Sexual violence in Egyptian prisons is causing lasting physical and psychological harm to its victims and having far reaching societal repercussions.

“As a major security partner to Egypt, American officials have a responsibility to condemn sexual violence happening in Egyptian prisons and a duty to ensure that any intelligence sharing does not depend on information elicited through torture,” said Allison McManus, the Freedom Initiative’s Director of Research. “We have to make sure that those who bravely told their stories despite the stigma and unimaginable repression they face did not do so in vain.”

 

KEY FACTS

  • Sexual violence may begin from the very moment that an individual is pursued for detention.

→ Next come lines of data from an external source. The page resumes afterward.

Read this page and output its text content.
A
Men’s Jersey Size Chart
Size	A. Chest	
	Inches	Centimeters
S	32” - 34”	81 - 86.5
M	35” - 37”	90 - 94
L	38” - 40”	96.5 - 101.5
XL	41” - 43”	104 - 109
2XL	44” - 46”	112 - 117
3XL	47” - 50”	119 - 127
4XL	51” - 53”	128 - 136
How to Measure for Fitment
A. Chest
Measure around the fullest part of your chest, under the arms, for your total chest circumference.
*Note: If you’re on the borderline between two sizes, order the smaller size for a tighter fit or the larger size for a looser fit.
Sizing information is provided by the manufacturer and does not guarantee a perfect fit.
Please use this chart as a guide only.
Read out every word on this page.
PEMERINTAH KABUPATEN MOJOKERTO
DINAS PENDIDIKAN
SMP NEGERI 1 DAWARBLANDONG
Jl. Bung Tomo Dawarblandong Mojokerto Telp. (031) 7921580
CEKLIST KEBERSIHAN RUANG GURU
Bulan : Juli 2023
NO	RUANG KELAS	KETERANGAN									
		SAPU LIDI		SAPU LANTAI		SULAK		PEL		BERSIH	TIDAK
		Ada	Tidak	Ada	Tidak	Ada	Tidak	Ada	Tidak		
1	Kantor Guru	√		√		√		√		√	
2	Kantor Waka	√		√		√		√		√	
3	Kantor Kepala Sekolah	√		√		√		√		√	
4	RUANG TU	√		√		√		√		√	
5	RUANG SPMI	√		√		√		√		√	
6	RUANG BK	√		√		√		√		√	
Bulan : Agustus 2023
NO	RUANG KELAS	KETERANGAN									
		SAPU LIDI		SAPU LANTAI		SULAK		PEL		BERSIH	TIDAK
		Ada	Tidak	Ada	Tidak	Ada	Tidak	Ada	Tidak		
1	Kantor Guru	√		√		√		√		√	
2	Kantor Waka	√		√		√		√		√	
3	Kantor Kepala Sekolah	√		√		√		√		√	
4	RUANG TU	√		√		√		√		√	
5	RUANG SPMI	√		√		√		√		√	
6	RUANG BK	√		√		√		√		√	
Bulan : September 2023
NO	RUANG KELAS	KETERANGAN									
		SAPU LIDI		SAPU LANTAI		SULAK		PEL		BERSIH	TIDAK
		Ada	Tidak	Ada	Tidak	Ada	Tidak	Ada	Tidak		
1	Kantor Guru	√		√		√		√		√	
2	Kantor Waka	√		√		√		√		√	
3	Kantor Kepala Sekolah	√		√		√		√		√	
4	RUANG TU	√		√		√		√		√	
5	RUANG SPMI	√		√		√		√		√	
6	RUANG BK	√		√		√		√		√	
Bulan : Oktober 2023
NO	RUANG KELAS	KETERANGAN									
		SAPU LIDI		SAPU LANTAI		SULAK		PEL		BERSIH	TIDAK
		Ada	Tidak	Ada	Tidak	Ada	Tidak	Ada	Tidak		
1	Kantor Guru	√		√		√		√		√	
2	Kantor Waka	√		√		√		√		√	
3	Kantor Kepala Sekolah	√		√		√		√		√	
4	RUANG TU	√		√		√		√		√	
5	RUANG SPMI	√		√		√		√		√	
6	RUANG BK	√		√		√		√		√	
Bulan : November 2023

Arrests are frequently conducted without warrants, and sexual violence during arrest has been used as a method of coercion to elicit information (including against family members) or as subjugation.
  • As sites that house detainees of a variety of backgrounds and identities and facing a variety of allegations or pretexts for arrests, police stations are rife with sexual violence; sexual violence is not used against one “type” of prisoner (despite prevalence of references to “political” or “criminal” detainees among rights advocates) but was documented against a wide range of detainees.
  • Sexual violence in police stations took variety of forms, purposes, and targets. In some instances, guards exploited detainees for their own sexual gratification and projection of personal power; in other instances, sexual violence was used as a punitive measure, often through electrocution of the genitals (for men and women).
  • National Security Agency (NSA) sites have with the greatest preponderance of sexual violence; sexual violence was systematically perpetrated against detainees of all genders, often in conjunction with periods of enforced disappearance in which they had no access to lawyers or ability to report or document the abuse they endured.
  • Sexual violence often took place during interrogations at NSA sites where detainees would be raped, molested, electrocuted in their genitals, or threatened with sexual violence against them or their family members to coerce confessions. These confessions were often used as evidence against them in later trials.
  • Female prisoners were particularly susceptible to sexual violence in prisons, where guards would often molest them under the guise of “cavity searches.” While these searches are not necessarily illegal (nor unique to Egypt), guards used them as an opportunity to carry out abuse, sexually harassing women or using items picked up off the ground to conduct the searches.
  • Officers in police stations also sought to exert control over detainees by using abuse; low-ranking officers grabbed gay men, trans women, and non-binary individuals by their genitals and used homophobic slurs against them and/or encouraged other male detainees to rape or abuse them.
  • Family members visiting detainees were also subject to sexual violence through similarly abusive searches upon entry into detention facilities, sometimes multiple times in a single visit. While some women were able to bribe their way out of the searches, this underscores the class dynamics in the abuse as well.
  • Many detainees were subjected to onerous probationary measures after release, which often required them to return to police stations, and which exposed them to renewed abuse or represent a traumatic visit to the site of past abuses.
  • The physical, psychological, and social impact of sexual violence leaves lasting harm, but often detainees face obstacles to speaking out or seeking accountability or therapeutic intervention due to intersecting stigmas around detention, sexual abuse, and, in some cases, their gender or sexual identity.